- Viva La Tunisia
- January 17, 2011
- 3 minutes read
Ghannouchi to Al Jazeera: I Will Return to Tunisia and Call for Dissolution of Parliament
Rashid Ghannouchi, president of Tunisia’s main Islamic opposition movement, accused Tunisia’s ousted president Zane El Abidine Ben Ali of intimidating the West from the possibility that Islamists come to power.
In an interview with Al-Jazeera’s Faisal Al-Qasem on Saturday evening, Ghannouchi said that the movement for many years before Ben Ali forced him to live in exile in London, announcing its willingness to establish a democratic state and take part in forming a coalition government.
Ghannouchi said: "We want to establish a society that accepts pluralism, without being under the tutelage of third parties.
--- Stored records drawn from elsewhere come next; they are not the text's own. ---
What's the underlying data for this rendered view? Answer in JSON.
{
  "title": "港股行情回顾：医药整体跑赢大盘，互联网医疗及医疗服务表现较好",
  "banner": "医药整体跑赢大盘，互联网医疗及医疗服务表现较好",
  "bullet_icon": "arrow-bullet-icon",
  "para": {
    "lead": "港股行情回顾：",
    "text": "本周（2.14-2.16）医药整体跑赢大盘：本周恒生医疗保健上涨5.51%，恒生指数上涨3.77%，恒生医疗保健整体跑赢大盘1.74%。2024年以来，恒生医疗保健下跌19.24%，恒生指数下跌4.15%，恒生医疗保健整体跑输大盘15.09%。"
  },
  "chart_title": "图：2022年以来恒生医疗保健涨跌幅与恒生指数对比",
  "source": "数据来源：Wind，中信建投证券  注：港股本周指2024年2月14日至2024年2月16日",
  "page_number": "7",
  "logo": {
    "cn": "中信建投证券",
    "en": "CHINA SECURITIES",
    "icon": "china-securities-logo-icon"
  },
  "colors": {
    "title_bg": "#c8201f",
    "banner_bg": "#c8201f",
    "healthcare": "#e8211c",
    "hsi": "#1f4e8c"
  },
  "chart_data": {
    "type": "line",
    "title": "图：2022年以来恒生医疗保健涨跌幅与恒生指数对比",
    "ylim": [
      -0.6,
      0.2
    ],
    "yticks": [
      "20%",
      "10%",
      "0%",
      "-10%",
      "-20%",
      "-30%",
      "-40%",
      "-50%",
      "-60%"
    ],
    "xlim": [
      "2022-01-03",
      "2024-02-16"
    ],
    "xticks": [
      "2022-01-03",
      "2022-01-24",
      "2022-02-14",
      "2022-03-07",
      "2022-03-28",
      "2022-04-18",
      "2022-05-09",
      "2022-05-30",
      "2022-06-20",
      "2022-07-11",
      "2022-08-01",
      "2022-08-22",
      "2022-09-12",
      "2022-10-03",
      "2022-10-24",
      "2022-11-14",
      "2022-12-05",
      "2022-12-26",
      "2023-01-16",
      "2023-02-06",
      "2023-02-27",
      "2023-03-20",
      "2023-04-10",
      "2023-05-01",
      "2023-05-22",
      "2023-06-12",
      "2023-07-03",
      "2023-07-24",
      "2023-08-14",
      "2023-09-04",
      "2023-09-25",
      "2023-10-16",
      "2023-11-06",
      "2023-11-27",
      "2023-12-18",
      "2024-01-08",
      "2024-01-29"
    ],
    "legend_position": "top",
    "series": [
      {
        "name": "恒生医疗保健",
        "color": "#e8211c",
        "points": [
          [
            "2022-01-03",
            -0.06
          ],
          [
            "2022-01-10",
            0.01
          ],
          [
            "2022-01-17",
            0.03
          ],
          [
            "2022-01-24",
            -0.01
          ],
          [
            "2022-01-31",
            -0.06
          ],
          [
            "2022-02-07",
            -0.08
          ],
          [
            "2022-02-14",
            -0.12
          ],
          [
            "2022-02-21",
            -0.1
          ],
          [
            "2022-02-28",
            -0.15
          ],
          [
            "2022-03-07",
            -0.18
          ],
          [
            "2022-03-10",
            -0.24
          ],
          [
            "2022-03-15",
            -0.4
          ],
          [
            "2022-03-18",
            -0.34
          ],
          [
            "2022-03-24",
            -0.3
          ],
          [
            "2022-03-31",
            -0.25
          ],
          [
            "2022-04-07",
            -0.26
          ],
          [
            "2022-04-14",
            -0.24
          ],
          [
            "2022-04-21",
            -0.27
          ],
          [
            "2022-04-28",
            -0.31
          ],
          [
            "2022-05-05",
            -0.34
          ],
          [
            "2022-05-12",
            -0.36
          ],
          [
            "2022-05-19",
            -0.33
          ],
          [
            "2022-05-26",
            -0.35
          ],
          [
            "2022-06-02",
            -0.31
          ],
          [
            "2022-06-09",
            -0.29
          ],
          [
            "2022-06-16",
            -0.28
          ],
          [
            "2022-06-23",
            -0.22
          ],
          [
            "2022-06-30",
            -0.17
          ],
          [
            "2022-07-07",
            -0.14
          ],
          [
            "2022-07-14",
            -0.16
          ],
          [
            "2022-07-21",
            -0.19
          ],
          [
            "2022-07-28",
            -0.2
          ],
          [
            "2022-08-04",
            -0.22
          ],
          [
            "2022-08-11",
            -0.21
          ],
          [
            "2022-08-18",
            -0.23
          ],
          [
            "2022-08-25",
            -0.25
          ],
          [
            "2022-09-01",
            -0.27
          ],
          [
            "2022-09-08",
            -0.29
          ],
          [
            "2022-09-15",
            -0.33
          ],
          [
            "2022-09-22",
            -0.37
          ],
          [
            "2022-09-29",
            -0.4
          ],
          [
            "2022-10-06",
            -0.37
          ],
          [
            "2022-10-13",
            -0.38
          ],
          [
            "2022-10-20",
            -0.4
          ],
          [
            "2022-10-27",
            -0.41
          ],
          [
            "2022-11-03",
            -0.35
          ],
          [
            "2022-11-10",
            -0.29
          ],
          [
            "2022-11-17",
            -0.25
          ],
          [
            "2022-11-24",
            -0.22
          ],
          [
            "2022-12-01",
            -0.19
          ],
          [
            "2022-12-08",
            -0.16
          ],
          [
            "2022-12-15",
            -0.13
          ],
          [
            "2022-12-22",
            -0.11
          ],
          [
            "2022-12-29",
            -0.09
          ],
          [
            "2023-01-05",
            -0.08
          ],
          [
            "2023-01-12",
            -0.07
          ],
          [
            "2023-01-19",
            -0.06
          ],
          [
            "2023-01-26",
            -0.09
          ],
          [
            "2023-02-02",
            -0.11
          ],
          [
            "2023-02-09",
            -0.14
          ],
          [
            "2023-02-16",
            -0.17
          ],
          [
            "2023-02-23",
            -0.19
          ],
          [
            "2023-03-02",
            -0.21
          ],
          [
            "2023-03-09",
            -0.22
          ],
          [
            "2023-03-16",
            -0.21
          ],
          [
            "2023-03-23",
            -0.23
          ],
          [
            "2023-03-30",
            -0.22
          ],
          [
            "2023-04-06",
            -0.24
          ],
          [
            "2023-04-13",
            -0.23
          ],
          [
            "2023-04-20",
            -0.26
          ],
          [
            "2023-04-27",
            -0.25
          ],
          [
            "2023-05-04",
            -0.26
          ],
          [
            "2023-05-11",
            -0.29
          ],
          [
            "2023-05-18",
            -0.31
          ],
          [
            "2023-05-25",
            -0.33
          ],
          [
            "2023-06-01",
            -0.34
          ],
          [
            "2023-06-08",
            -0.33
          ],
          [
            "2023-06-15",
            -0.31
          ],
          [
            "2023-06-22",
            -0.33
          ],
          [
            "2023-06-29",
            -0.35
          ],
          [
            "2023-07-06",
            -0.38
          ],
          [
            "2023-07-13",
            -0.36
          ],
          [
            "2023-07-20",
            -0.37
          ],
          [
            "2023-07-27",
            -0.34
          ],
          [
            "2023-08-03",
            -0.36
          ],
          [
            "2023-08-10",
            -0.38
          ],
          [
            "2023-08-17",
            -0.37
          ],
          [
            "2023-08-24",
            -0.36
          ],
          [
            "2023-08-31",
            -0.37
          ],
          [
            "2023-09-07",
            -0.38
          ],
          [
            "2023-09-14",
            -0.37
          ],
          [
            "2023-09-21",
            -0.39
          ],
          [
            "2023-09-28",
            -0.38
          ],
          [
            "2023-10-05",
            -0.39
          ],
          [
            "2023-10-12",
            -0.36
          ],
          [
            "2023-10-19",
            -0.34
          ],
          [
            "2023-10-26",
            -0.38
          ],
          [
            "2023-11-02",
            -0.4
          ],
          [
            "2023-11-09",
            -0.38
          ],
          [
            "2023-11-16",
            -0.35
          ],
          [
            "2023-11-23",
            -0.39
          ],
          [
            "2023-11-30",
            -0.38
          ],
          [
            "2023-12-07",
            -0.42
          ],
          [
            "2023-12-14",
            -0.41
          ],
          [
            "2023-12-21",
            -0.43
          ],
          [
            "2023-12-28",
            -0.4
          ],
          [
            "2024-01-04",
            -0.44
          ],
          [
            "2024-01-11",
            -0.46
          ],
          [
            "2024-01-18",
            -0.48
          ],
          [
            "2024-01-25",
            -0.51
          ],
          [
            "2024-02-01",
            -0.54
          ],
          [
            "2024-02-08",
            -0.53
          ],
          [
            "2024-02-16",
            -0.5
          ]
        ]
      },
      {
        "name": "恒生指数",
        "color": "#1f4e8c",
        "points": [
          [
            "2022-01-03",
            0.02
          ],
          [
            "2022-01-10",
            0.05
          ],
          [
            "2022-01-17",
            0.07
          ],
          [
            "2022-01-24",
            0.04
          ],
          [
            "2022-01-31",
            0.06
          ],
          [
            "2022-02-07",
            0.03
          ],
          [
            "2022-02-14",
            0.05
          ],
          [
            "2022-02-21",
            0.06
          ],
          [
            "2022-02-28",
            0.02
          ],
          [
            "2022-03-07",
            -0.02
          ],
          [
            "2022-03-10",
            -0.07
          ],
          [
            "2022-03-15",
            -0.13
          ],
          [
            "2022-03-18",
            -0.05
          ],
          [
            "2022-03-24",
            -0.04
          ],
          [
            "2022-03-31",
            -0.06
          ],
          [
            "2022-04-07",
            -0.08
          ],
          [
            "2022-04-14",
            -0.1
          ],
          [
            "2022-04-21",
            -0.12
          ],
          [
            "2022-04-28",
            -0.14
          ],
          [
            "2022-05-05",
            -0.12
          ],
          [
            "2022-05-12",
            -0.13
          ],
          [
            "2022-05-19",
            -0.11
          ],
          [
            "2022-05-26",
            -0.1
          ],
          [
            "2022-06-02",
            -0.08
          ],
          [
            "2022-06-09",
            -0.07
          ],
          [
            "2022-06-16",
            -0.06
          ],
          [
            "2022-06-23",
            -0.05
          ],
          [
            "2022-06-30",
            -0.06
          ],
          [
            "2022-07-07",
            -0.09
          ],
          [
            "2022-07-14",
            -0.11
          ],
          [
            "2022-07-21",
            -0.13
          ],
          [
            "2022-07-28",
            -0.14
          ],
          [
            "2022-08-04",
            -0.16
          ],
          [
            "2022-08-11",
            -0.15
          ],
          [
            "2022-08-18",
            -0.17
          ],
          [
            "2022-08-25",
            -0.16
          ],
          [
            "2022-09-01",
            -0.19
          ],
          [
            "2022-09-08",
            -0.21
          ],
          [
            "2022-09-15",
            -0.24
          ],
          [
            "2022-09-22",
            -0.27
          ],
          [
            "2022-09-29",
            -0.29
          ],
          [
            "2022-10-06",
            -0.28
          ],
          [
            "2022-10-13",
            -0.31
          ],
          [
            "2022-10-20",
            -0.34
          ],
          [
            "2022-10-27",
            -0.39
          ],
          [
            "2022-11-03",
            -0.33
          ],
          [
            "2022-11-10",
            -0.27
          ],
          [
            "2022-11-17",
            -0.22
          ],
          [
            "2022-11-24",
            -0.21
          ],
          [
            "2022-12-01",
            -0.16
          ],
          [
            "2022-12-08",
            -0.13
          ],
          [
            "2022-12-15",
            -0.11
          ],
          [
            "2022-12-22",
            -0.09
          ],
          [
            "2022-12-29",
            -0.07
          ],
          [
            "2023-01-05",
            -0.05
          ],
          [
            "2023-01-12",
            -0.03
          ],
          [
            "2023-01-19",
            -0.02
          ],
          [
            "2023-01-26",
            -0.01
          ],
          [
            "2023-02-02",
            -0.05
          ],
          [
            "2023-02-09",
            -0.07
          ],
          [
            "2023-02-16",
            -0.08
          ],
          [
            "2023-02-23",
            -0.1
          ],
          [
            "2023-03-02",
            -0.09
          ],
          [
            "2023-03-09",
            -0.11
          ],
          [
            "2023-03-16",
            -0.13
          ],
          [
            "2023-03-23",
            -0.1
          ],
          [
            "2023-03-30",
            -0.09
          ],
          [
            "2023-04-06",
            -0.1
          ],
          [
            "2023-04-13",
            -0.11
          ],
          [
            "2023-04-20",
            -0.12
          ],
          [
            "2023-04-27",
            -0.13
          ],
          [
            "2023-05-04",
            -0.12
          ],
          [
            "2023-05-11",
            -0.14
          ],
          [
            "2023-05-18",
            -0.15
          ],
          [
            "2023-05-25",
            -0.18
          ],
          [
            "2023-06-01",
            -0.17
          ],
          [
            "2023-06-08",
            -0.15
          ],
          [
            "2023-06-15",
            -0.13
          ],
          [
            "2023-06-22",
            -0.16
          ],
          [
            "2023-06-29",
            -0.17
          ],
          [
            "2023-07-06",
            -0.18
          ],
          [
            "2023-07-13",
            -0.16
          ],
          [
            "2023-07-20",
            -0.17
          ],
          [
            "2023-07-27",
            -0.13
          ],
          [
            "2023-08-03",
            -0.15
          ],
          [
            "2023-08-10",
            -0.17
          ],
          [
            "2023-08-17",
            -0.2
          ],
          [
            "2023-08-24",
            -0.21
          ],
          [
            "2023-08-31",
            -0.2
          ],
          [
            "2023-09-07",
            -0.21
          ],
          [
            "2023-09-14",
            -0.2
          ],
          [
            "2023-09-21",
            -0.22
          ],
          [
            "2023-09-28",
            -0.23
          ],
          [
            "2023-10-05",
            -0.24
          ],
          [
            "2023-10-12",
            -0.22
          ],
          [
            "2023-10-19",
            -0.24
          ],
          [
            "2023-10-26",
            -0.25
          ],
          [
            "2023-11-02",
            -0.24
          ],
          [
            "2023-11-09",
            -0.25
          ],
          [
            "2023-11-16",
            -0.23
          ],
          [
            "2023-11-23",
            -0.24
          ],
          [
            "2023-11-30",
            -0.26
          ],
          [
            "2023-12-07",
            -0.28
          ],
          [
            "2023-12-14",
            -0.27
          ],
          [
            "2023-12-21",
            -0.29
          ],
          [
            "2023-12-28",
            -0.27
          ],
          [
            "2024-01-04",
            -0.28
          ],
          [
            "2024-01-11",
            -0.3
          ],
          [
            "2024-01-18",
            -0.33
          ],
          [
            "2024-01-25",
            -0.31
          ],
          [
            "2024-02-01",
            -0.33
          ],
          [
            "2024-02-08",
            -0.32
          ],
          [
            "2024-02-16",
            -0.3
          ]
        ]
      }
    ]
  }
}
We want the peaceful transfer of power, and respect for freedom of thought and the press," he added: "Islam is keen to stress on respect for human rights," and said, "Islam says let there be no compulsion in religion so, there is no compulsion in politics or anything else."
Ghannouchi likened the Tunisian people’s uprising as reflecting the people’s deep values, their ambition, and noble human culture calling for young men and women to preserve the gains of the uprising (intifada)..
Ghannouchi also called for the military to take care in collaboration with the youth of the Intifada to safely maintain state institutions from trouble-makers in order to put Tunisia on the proper path of democracy and freedom.
Ghannouchi called for the dissolution of the Tunisian parliament which was serving the tyrant Ben Ali’s interests, saying: "Democracy can’t flow into a dictatorship and we can not breathe life into a dead body." He added: "I will return to Tunisia as soon as possible."
Abdel Bari Atwan also added: "Muzzling the voices of opponents, and closing and confiscating newspapers and TV channels will not serve tyrants," in reference to the repression exercised by former president Ben Ali who was overthrown by a popular uprising.